El matrimonio en cuestión está formado por Vera Gerosimenko y Anatoli Dronichev, de 60 años, este último con la movilidad reducida debido a un infarto cerebral sufrido en 2016. Las continuas y cercanas explosiones han empeorado ostensiblemente su situación, le causan estrés y hasta le dejan aturdido durante largo tiempo. Sentado en una cama, con la cara torcida y la mirada perdida, Anatoli desvaría y no consigue hacerse entender.

Sin acceso a sus medicinas habituales, su esposa Vera, convertida en su enfermera ocasional, implora que alguien les acerque hasta Slaviansk, a una treintena de kilómetros, donde al menos existe un hospital y podrá ser atendido debidamente. “Somos responsables de esta situación; nos habían ofrecido varias veces ser evacuados, pero nos negamos. Al principio Anatoli me decía que mejor quedarnos, que esto solo era un juego, una partida de ajedrez”, explica Vera. “Ahora ya nos da igual todo, hay que salir de aquí”. 

"Sabía que pronto vendría un ángel"

En medio de los lloros, los rezos y los lamentos de Vera, es Dima finalmente quien toma la decisión de extraer al matrimonio atrapado en la ratonera bélica en la que se ha convertido Bohorodychne. Con sus poderosos brazos, agarra el esquelético cuerpo de Anatoli entre los quejidos y lloros de este último y lo introduce en su vehículo, mientras Vera coge a toda prisa los documentos de identidad del matrimonio, un par de bolsas con enseres y hasta la silla de ruedas. Su prisa por salir de allí es tal que ni siquiera le importa dejar atrás al perro de la familia. “Llevaba tiempo rezando, sabía que pronto vendría un ángel para llevarnos”, agradece al cielo.  

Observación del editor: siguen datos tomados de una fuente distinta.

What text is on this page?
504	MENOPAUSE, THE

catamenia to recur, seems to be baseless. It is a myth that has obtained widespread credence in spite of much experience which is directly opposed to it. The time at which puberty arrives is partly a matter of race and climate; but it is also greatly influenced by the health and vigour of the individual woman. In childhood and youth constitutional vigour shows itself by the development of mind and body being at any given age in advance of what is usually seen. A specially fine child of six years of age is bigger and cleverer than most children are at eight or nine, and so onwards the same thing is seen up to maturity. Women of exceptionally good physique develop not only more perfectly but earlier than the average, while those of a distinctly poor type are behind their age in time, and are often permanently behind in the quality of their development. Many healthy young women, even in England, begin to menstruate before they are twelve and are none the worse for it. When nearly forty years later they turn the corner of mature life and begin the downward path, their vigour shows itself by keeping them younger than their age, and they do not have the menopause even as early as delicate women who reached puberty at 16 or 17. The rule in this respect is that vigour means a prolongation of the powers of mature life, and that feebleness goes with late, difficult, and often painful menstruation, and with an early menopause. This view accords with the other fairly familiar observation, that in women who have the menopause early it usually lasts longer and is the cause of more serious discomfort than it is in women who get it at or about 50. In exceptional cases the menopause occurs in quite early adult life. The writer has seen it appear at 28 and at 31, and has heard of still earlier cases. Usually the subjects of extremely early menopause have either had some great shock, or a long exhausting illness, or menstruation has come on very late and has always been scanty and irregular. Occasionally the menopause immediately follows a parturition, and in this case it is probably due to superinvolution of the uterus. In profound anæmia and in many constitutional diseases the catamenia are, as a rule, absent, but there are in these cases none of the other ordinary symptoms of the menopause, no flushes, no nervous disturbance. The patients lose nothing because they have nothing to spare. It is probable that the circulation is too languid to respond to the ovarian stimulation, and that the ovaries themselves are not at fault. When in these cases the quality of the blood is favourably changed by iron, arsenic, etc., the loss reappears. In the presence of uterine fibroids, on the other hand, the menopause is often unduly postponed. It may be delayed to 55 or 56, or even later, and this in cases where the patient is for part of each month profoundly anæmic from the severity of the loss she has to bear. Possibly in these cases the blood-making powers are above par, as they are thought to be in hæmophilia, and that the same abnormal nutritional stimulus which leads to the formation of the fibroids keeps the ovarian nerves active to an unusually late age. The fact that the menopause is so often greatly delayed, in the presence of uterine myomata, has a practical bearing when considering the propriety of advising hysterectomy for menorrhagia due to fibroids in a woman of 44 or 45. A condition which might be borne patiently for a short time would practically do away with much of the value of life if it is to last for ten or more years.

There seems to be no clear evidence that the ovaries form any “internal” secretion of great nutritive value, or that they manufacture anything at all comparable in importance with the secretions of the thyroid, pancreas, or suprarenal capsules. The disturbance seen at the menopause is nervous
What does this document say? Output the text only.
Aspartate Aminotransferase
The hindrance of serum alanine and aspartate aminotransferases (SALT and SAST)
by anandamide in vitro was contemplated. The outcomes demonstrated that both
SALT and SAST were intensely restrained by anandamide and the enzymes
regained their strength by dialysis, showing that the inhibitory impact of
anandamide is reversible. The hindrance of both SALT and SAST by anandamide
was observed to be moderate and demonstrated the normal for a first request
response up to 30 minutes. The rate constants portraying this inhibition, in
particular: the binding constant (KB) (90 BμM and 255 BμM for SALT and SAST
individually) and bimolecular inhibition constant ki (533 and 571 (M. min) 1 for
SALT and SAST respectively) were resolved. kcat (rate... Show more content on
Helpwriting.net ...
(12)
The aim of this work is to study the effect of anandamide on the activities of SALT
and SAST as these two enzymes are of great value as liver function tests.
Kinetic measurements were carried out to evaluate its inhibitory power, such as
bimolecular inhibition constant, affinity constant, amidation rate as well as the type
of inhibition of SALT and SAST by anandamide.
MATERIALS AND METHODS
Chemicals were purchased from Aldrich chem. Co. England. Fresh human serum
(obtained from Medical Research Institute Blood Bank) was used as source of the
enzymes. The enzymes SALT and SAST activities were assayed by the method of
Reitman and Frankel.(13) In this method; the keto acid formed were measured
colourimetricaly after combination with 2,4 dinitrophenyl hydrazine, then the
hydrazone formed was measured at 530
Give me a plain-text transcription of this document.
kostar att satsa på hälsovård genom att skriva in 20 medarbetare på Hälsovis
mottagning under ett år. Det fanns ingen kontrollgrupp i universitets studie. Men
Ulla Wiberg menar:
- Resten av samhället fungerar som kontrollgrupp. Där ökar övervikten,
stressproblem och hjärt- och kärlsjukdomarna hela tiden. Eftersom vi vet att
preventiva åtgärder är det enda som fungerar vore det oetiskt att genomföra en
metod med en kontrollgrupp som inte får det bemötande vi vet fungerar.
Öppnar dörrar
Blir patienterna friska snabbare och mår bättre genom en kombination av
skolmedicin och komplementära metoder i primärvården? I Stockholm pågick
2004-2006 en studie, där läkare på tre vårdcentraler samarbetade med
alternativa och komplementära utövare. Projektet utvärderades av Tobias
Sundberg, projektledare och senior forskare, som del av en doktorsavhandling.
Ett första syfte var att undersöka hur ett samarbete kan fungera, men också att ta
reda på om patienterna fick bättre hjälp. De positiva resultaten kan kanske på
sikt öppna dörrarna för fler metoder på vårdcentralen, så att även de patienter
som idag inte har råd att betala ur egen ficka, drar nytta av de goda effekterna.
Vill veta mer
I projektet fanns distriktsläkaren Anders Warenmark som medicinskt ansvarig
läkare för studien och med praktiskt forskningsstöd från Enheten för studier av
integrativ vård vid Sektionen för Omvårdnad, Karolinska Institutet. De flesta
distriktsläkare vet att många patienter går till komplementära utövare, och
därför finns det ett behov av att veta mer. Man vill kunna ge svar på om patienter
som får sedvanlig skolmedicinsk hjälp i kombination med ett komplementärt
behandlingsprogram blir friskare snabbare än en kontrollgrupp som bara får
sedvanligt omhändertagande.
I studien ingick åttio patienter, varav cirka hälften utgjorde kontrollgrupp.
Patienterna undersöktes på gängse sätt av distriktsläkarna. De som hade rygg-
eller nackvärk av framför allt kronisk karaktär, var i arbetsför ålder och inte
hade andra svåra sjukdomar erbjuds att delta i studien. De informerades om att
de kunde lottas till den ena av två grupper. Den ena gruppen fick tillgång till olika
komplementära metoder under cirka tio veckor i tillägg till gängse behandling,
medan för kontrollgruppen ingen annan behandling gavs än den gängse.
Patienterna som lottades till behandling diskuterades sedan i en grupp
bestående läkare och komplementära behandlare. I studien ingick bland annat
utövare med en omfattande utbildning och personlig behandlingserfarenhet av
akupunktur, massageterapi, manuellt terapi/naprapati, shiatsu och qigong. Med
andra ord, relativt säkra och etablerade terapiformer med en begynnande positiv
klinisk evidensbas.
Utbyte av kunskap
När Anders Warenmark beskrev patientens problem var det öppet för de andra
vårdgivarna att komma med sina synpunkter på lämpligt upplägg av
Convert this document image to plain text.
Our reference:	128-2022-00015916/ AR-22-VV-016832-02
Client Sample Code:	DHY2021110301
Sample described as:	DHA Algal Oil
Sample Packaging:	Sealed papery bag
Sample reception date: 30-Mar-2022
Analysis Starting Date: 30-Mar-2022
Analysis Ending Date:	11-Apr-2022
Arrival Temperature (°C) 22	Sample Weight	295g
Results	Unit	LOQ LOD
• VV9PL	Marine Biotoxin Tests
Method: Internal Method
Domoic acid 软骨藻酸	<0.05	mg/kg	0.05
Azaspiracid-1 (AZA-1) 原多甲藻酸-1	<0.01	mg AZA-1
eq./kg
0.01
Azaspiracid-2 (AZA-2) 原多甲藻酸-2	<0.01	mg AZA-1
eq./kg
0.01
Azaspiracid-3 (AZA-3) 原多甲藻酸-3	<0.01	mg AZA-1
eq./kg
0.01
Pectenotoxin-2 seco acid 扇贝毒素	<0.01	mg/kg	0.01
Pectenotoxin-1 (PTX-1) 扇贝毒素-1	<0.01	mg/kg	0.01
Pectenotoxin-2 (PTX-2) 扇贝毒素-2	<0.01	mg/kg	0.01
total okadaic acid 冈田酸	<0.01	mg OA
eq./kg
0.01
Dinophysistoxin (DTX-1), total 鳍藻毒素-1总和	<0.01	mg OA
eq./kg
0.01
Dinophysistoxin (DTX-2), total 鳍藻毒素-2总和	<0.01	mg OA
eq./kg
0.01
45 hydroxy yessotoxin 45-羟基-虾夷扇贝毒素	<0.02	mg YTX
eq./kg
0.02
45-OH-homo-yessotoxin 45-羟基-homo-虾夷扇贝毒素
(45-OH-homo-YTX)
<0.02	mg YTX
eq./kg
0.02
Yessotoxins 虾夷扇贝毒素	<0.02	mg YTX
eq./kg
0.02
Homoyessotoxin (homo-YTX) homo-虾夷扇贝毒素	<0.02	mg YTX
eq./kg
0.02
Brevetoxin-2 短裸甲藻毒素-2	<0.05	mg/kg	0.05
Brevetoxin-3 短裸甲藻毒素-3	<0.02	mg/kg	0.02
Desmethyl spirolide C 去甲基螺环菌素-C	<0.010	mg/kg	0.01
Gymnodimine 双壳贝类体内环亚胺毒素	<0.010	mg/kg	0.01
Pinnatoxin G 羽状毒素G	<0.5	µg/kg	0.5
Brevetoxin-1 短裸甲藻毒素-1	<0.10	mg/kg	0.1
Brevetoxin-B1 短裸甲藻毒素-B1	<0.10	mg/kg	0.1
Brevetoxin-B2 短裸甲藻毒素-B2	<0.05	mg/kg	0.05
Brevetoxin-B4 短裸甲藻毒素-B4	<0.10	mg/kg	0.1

Una hora más tarde la furgoneta de Dima se detiene frente a la entrada principal del hospital donde Anatoli es recogido por el personal médico local. Lejos ya del peligro y de los disparos de la artillería rusa, la principal preocupación de Vera es haber podido hablar de más con los periodistas. “Espero que por haber dado una entrevista no me acaben encerrando”, dice en un típico acto reflejo soviético.